Think:Act “Kunst und Wirtschaft“
Marin Alsop über Musiker und gute Führung
Think:Act Magazine
Die Dirigentin Marin Alsop zur Bedeutung von Zeitmanagement und Selbstmotivation bei Musiker
Im Alter von neun Jahren beschloss Marin Alsop, Dirigentin zu werden. Ein Berufsweg, der Frauen lange Zeit verwehrt blieb. Seit sie als erste weibliche Musikdirektorin eines großen US-Orchesters reüssierte, setzt sie sich für Frauen in Führungspositionen ein.
Sie wurden 2005 zur ersten weiblichen Musikdirektorin des Baltimore Symphony Orchestra ernannt. Das stieß damals auf viel Ablehnung. Warum gibt es selbst heute so wenige Dirigentinnen an der Spitze großer Orchester?

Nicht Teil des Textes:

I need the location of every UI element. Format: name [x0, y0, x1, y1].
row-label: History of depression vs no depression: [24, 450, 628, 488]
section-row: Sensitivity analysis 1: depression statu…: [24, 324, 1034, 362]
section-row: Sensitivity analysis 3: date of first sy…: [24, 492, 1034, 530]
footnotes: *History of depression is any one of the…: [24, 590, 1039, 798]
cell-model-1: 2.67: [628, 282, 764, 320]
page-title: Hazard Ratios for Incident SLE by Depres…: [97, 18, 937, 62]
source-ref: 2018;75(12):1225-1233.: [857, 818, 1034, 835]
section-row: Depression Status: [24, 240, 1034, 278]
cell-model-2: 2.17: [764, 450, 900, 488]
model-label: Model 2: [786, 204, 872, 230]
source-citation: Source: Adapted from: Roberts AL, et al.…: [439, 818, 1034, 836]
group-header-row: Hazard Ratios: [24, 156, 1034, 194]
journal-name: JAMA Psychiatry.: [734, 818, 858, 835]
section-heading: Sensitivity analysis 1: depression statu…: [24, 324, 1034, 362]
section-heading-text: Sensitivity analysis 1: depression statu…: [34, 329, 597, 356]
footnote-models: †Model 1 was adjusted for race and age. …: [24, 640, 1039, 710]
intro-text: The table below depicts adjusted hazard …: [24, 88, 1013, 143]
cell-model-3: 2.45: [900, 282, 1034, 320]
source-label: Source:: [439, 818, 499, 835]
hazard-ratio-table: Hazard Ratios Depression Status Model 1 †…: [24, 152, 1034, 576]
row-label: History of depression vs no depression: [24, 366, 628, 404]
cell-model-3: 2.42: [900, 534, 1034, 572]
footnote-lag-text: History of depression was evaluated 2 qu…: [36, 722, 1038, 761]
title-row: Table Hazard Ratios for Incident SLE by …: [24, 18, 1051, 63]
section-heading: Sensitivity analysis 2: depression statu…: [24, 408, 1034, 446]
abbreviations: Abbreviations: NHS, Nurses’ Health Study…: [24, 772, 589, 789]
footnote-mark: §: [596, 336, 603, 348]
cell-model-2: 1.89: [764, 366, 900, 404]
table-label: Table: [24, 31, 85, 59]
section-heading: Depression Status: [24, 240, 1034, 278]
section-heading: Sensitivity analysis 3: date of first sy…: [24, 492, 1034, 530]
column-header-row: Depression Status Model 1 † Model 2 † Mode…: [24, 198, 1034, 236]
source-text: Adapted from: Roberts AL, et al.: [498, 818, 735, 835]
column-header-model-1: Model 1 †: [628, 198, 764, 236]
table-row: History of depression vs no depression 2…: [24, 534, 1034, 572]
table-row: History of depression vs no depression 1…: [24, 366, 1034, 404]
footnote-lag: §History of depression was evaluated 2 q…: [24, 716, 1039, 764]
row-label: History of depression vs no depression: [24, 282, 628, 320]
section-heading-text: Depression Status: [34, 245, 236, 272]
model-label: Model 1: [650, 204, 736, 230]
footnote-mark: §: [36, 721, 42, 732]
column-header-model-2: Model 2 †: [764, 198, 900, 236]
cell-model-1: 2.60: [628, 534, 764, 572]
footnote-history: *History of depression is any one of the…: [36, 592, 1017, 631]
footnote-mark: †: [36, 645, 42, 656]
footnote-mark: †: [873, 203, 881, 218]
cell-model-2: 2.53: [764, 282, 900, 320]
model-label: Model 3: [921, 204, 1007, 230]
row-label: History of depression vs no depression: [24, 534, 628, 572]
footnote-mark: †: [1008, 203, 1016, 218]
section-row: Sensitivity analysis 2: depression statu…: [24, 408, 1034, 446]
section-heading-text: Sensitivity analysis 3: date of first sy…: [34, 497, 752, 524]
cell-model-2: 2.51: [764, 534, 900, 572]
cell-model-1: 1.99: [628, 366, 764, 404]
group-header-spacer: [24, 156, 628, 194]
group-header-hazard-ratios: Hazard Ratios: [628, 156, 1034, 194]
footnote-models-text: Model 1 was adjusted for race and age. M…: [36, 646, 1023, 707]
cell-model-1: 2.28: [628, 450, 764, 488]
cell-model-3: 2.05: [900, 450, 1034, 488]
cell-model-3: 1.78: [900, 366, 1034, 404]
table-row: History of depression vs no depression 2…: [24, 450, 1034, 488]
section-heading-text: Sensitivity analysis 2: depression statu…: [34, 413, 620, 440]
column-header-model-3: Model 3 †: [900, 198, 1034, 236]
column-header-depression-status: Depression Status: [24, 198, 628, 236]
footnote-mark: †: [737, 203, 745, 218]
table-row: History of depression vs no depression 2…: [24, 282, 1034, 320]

Marin Alsop ist Chefdirigentin des ORF Radio-Symphonieorchesters Wien. 1984 gründete sie ihr eigenes Orchester in New York, 2002 folgte das Taki Alsop Conducting Fellowship zur Förderung von Dirigentinnen.
Ich denke, das hat etwas mit einer zögerlichen Haltung der Gesellschaft zu tun. Es gibt zum Beispiel noch immer keine einzige US-Präsidentin. Im 21. Jahrhundert erleben wir nach wie vor zu viele Premieren von Frauen in Führungspositionen. Meines Erachtens steckt geistige Trägheit dahinter. Wir müssen uns als Gesellschaft einfach daran gewöhnen, mehr Frauen in Führungsverantwortung zu sehen. Dann wird es weniger bedrohlich oder einschüchternd.
Dirigenten müssen Teams mit Dutzenden starken, kreativen Persönlichkeiten leiten. Wie gelingt Ihnen das?
Jeder, der mit besonders fähigen und talentierten Leuten zusammenarbeitet, muss ein Gleichgewicht finden – zwischen Autorität und Verantwortlichkeit, zwischen höchstem Respekt und empathischem Zuhören. Ich folge keinen strikten Regeln. Oft lasse ich mich von Musikern inspirieren; sie bringen Ideen mit, an denen wir gemeinsam arbeiten. Gute Führungspersönlichkeiten müssen zuhören und ihre Mitarbeiter respektieren. Und: Man sollte Humor haben und über sich selbstlachen können.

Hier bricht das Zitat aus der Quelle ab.